Why didn’t he open it? If he didn’t hurry up and open it, he’d lose the thread of the conversation that had immediately preceded her inspiration. She didn’t even know whether the word was in there. If it was, she was counting on alphabetical progression...

“Well, we’ll get it if it takes all week. She stayed right in the bedroom with him while he was asphyxiated. She wasn’t harmed, you insist, and there’s some word in here you want. Something about bedrooms?”

No.

“Something about windows?”

No.

“Something about the gas itself?”

Yes!
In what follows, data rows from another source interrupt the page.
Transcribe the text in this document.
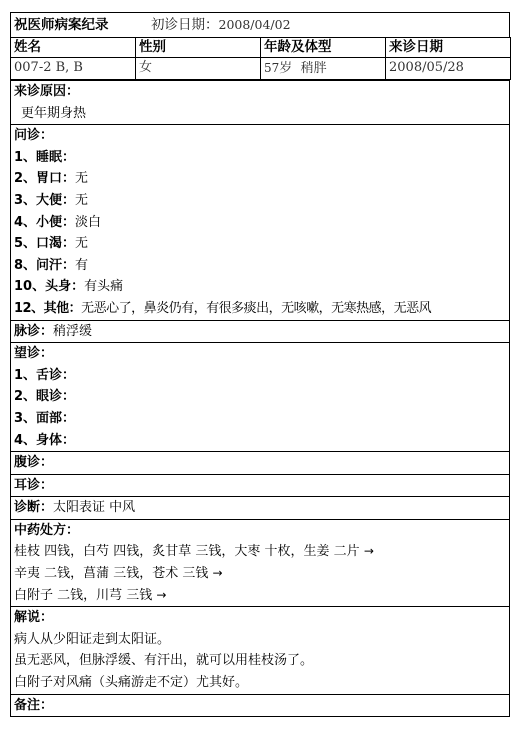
祝医师病案纪录	初诊日期：2008/04/02
姓名	性别	年龄及体型	来诊日期
007-2 B, B	女	57岁 稍胖	2008/05/28
来诊原因：
更年期身热

问诊：
1、睡眠：
2、胃口：无
3、大便：无
4、小便：淡白
5、口渴：无
8、问汗：有
10、头身：有头痛
12、其他：无恶心了，鼻炎仍有，有很多痰出，无咳嗽，无寒热感，无恶风

脉诊：稍浮缓

望诊：
1、舌诊：
2、眼诊：
3、面部：
4、身体：

腹诊：

耳诊：

诊断：太阳表证 中风

中药处方：
桂枝 四钱，白芍 四钱，炙甘草 三钱，大枣 十枚，生姜 二片 →
辛夷 二钱，菖蒲 三钱，苍术 三钱 →
白附子 二钱，川芎 三钱 →

解说：
病人从少阳证走到太阳证。
虽无恶风，但脉浮缓、有汗出，就可以用桂枝汤了。
白附子对风痛（头痛游走不定）尤其好。

备注：
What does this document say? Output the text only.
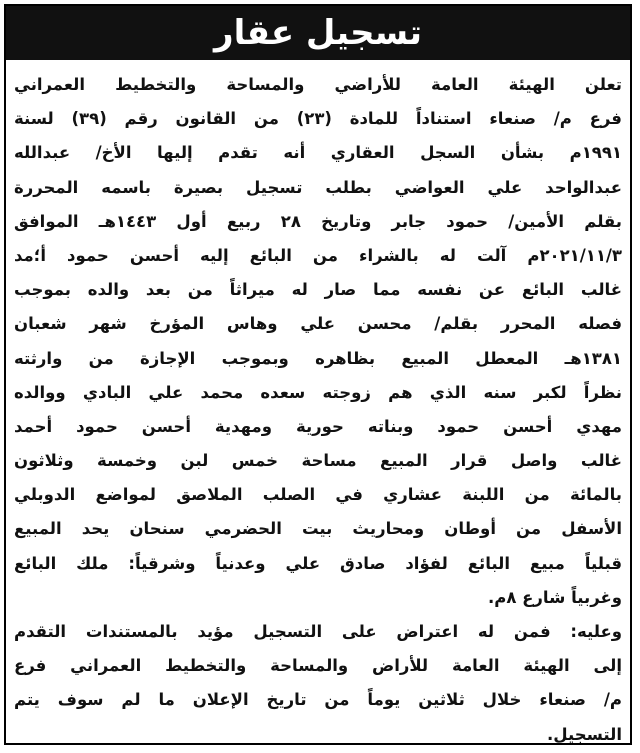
تسجيل عقار
تعلن الهيئة العامة للأراضي والمساحة والتخطيط العمراني
فرع م/ صنعاء استناداً للمادة (٢٣) من القانون رقم (٣٩) لسنة
١٩٩١م بشأن السجل العقاري أنه تقدم إليها الأخ/ عبدالله
عبدالواحد علي العواضي بطلب تسجيل بصيرة باسمه المحررة
بقلم الأمين/ حمود جابر وتاريخ ٢٨ ربيع أول ١٤٤٣هـ الموافق
٢٠٢١/١١/٣م آلت له بالشراء من البائع إليه أحسن حمود أ؛مد
غالب البائع عن نفسه مما صار له ميراثاً من بعد والده بموجب
فصله المحرر بقلم/ محسن علي وهاس المؤرخ شهر شعبان
١٣٨١هـ المعطل المبيع بظاهره وبموجب الإجازة من وارثته
نظراً لكبر سنه الذي هم زوجته سعده محمد علي البادي ووالده
مهدي أحسن حمود وبناته حورية ومهدية أحسن حمود أحمد
غالب واصل قرار المبيع مساحة خمس لبن وخمسة وثلاثون
بالمائة من اللبنة عشاري في الصلب الملاصق لمواضع الدوبلي
الأسفل من أوطان ومحاريث بيت الحضرمي سنحان يحد المبيع
قبلياً مبيع البائع لفؤاد صادق علي وعدنياً وشرقياً: ملك البائع
وغربياً شارع ٨م.
وعليه: فمن له اعتراض على التسجيل مؤيد بالمستندات التقدم
إلى الهيئة العامة للأراض والمساحة والتخطيط العمراني فرع
م/ صنعاء خلال ثلاثين يوماً من تاريخ الإعلان ما لم سوف يتم
التسجيل.
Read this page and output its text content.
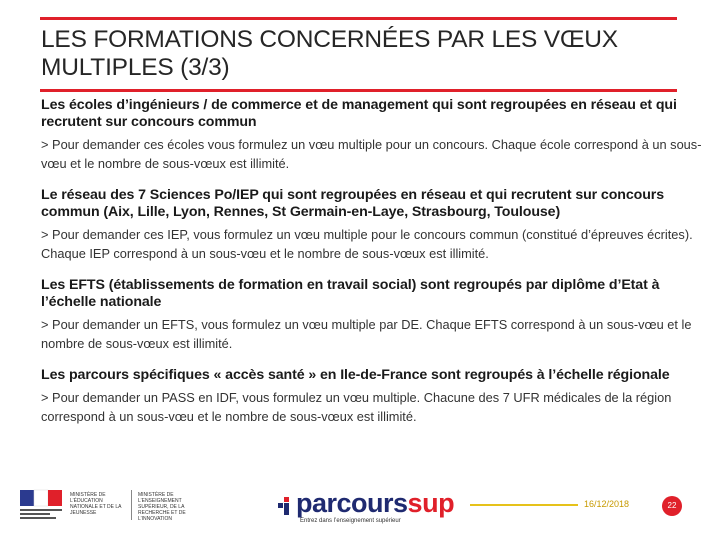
LES FORMATIONS CONCERNÉES PAR LES VŒUX MULTIPLES (3/3)
Les écoles d’ingénieurs / de commerce et de management qui sont regroupées en réseau et qui recrutent sur concours commun
> Pour demander ces écoles vous formulez un vœu multiple pour un concours. Chaque école correspond à un sous-vœu et le nombre de sous-vœux est illimité.
Le réseau des 7 Sciences Po/IEP qui sont regroupées en réseau et qui recrutent sur concours commun (Aix, Lille, Lyon, Rennes, St Germain-en-Laye, Strasbourg, Toulouse)
> Pour demander ces IEP, vous formulez un vœu multiple pour le concours commun (constitué d’épreuves écrites). Chaque IEP correspond à un sous-vœu et le nombre de sous-vœux est illimité.
Les EFTS (établissements de formation en travail social) sont regroupés par diplôme d’Etat à l’échelle nationale
> Pour demander un EFTS, vous formulez un vœu multiple par DE. Chaque EFTS correspond à un sous-vœu et le nombre de sous-vœux est illimité.
Les parcours spécifiques « accès santé » en Ile-de-France sont regroupés à l’échelle régionale
> Pour demander un PASS en IDF, vous formulez un vœu multiple. Chacune des 7 UFR médicales de la région correspond à un sous-vœu et le nombre de sous-vœux est illimité.
MINISTÈRE DE L’ÉDUCATION NATIONALE ET DE LA JEUNESSE
MINISTÈRE DE L’ENSEIGNEMENT SUPÉRIEUR, DE LA RECHERCHE ET DE L’INNOVATION
parcourssup
Entrez dans l’enseignement supérieur
16/12/2018	22
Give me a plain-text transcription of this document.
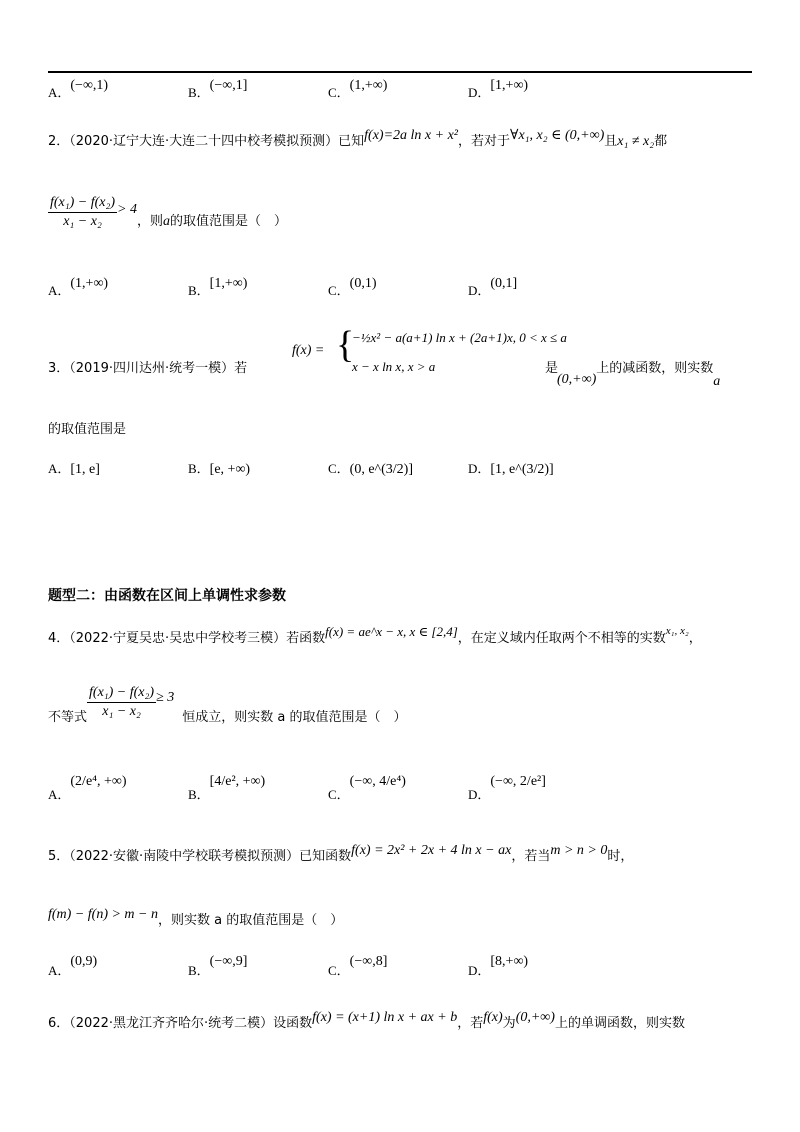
A．(−∞,1)	B．(−∞,1]	C．(1,+∞)	D．[1,+∞)
2．（2020·辽宁大连·大连二十四中校考模拟预测）已知f(x)=2a ln x + x²，若对于∀x₁, x₂ ∈ (0,+∞)且x₁ ≠ x₂都
$\frac{\text{f(x₁) − f(x₂)}}{\text{x₁ − x₂}} > 4_{,则}a_{的取值范围是( )}$
A．(1,+∞)	B．[1,+∞)	C．(0,1)	D．(0,1]
3．（2019·四川达州·统考一模）若
f(x) = {
−½x² − a(a+1) ln x + (2a+1)x, 0 < x ≤ a
x − x ln x, x > a	是
$(0,+\infty)^{上的减函数,则实数}a$
的取值范围是
A．[1, e]	B．[e, +∞)	C．(0, e^(3/2)]	D．[1, e^(3/2)]
题型二：由函数在区间上单调性求参数
4．（2022·宁夏吴忠·吴忠中学校考三模）若函数$^{f(x) = ae\^{}x - x, x \in [2,4]}$，在定义域内任取两个不相等的实数$^{x_1, x_2}$，
$_{不等式} \frac{\text{f(x₁) − f(x₂)}}{\text{x₁ − x₂}} \ge 3_{恒成立,则实数 a 的取值范围是( )}$
$_{A.}$(2/e⁴, +∞)
$_{B.}$[4/e², +∞)
$_{C.}$(−∞, 4/e⁴)
$_{D.}$(−∞, 2/e²]
5．（2022·安徽·南陵中学校联考模拟预测）已知函数f(x) = 2x² + 2x + 4 ln x − ax，若当m > n > 0时，
$f(m) - f(n) > m - n_{,则实数 a 的取值范围是( )}$
$_{A.}$(0,9)
$_{B.}$(−∞,9]
$_{C.}$(−∞,8]
$_{D.}$[8,+∞)
6．（2022·黑龙江齐齐哈尔·统考二模）设函数f(x) = (x+1) ln x + ax + b，若f(x)为(0,+∞)上的单调函数，则实数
He almost tore the little book in half to get to the G’s.

“Gas. We’ll take it from there on, all right?”

Instead of blinking, for once, she shut her eyes.

She was saying a prayer.

He started to run his finger down the page, querying her as he went. “Gaseous?” No. “Gastric?” No. “Gastronomy?” No. Suddenly he stopped. He’d seen it himself, automatically; she could tell by the flash of enlightenment that lit up his face.